Customer Experience News & Trends

50% of customers quit surveys: Ways to get more responses

You could probably double the amount of valuable customer feedback you get if you approached surveying like this:

Make it even easier for customers.

We know you’ve whittled your surveys down a lot over time because you found customers don’t have a long attention span for them.

But considering that only a handful start filling out surveys, and about half of those people never finish them, you’ll want to trim your surveys even more, according to research by marketing expert Robert Kaden.

Once customers find surveys too difficult to understand or too lengthy, they abandon them — regardless of whether the surveys are online, in email, on a postcard or conducted over the phone.

To eliminate survey complications and boost response rates:

Pretend you’re an Eighth Grader

Even if you’re a highly trained and tenured customer service or marketing professional, make questions simple to read.

Reader’s Digest and USA Today write their surveys at an eighth grade level. Your surveys should follow suit.

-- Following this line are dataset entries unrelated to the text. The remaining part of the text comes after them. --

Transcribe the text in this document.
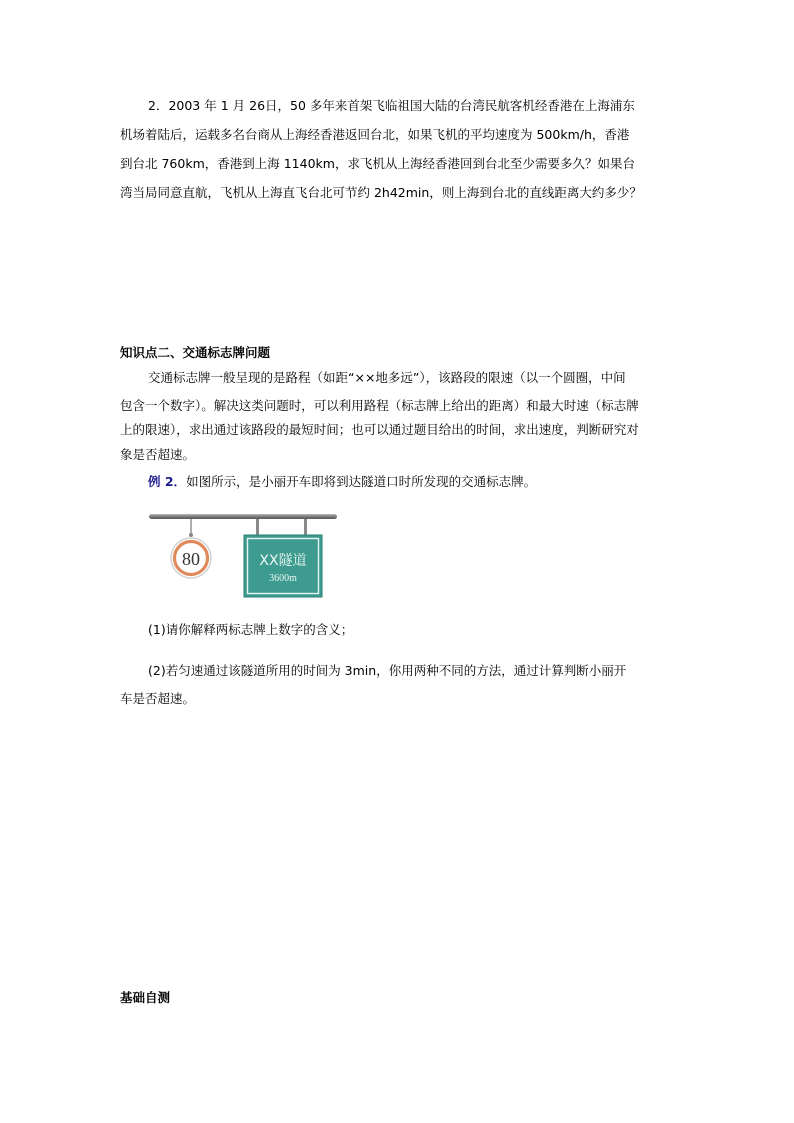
2．2003 年 1 月 26日，50 多年来首架飞临祖国大陆的台湾民航客机经香港在上海浦东

机场着陆后，运载多名台商从上海经香港返回台北，如果飞机的平均速度为 500km/h，香港

到台北 760km，香港到上海 1140km，求飞机从上海经香港回到台北至少需要多久？如果台

湾当局同意直航，飞机从上海直飞台北可节约 2h42min，则上海到台北的直线距离大约多少？

知识点二、交通标志牌问题

交通标志牌一般呈现的是路程（如距“××地多远”），该路段的限速（以一个圆圈，中间

包含一个数字）。解决这类问题时，可以利用路程（标志牌上给出的距离）和最大时速（标志牌

上的限速），求出通过该路段的最短时间；也可以通过题目给出的时间，求出速度，判断研究对

象是否超速。

例 2．如图所示，是小丽开车即将到达隧道口时所发现的交通标志牌。

80	XX隧道
3600m

(1)请你解释两标志牌上数字的含义；

(2)若匀速通过该隧道所用的时间为 3min，你用两种不同的方法，通过计算判断小丽开

车是否超速。

基础自测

Avoid double-barreled questions

If you have to use the word “and” in a question, you should probably turn it into two questions.

For instance, “How useful do you find our FAQs and product information pages?” should be two questions.

Whittle it down

If the web page, email or hard-copy survey looks crowded with questions, customers will get overwhelmed and never respond.

Leave plenty of white space between even a small number of questions (you should ask five at most).

Ask easy questions first

Let customers warm up to the survey.

Put the questions that require more thought in the middle. Then wind down with another easy one or two.

This will help pull customers into the survey and become more invested in it.